「幼年時代」 カロッサ作 斎藤栄治訳 (岩波文庫)
自身の誕生から小学校時代までを描いた、自伝的な短編小説集です。
カロッサは、トーマス・マンやヘッセと同時期の作家です。
カロッサの作品は、昨年2012年から随時改版が出て、読みやすくなっています。
ただし、初版は1953年。訳は古くて、所々に分かりにくい部分があります。
誕生から時間にそって、16編の短編が収められています。
それぞれが独立しながら、全体としてしっかりまとまっています。
主な登場人物は3人。主人公は、町医者の幼い息子「私」。
敵役の腕白坊主「ライジンガ」。なぜか気の合う少女「エヴァ」。
特に印象に残っているのは、「魔術師」「復讐」「供物を献げて」。
もちろん、上記の3人が登場します。
この三編だけ読んでも、この作品の魅力は充分伝わると思います。
作品全体を通して、とても懐かしいような物悲しさに包まれています。
また、作者カロッサの、優しくて誠実な人柄が感じられます。
カロッサは、父親を継いで町医者となり、人々に尽くす多忙な日々を送りました。
この作品は、第一次対戦中、軍医として戦地を転々としながら書き継がれました。
そういう混乱の中で書かれながら、書かれたものは実に美しい。
この美しさは、カロッサの人間性からきているように思います。
解説に次のように書いてあるので、原文で読みたくなります。(無理)
「カロッサの文体は、たとえていえば、淡い緑の微光をはなつ透明な宝石のよう
です。そしてこの宝石は、見かけよりは意外に硬質の石なのです。」(P232)
カロッサの作品は、ほかにも岩波文庫からいくつか出ています。
「幼年時代」の続編で、いずれも自伝的小説です。
しかし私は、「ルーマニア日記」を読みたい。贅沢だろうか。
ぜひ、新訳化してほしい。
さいごに。

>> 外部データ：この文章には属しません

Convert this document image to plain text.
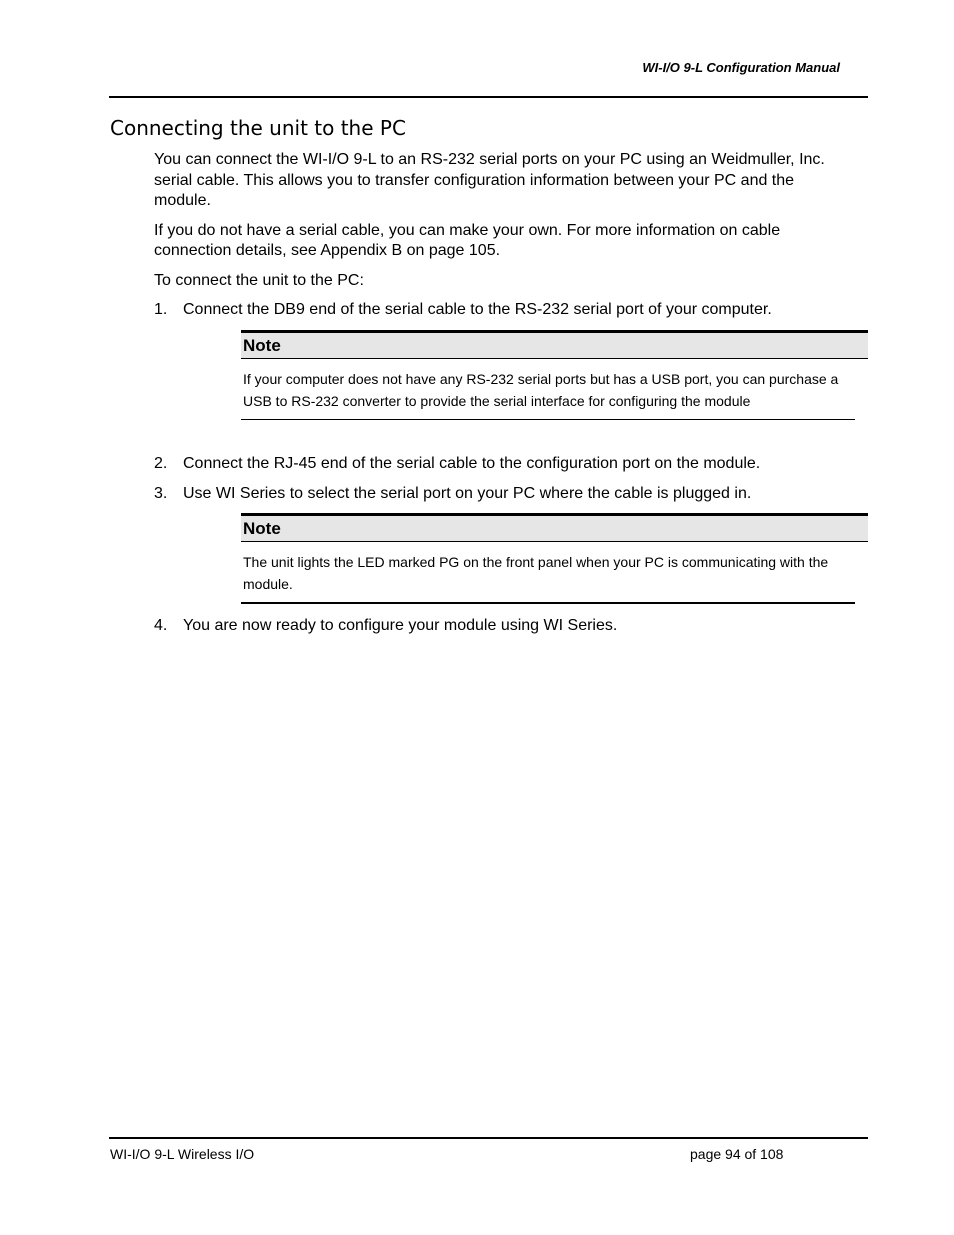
WI-I/O 9-L Configuration Manual
Connecting the unit to the PC

You can connect the WI-I/O 9-L to an RS-232 serial ports on your PC using an Weidmuller, Inc. serial cable. This allows you to transfer configuration information between your PC and the module.

If you do not have a serial cable, you can make your own. For more information on cable connection details, see Appendix B on page 105.

To connect the unit to the PC:

1. Connect the DB9 end of the serial cable to the RS-232 serial port of your computer.
Note
If your computer does not have any RS-232 serial ports but has a USB port, you can purchase a USB to RS-232 converter to provide the serial interface for configuring the module
2. Connect the RJ-45 end of the serial cable to the configuration port on the module.
3. Use WI Series to select the serial port on your PC where the cable is plugged in.
Note
The unit lights the LED marked PG on the front panel when your PC is communicating with the module.
4. You are now ready to configure your module using WI Series.
WI-I/O 9-L Wireless I/O	page 94 of 108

(旗振り当番)
金曜日に、朝の旗振り当番をやりました。
普段見られない、子供たちの登校の様子が見られて、楽しかったです。
娘は、予想以上に元気よく登校。あの姿を写真に撮りたかった。
実は、カメラを持って行こうとしたら、「へんな人だと思われるからやめて」
と妻に言われて、止められたのです。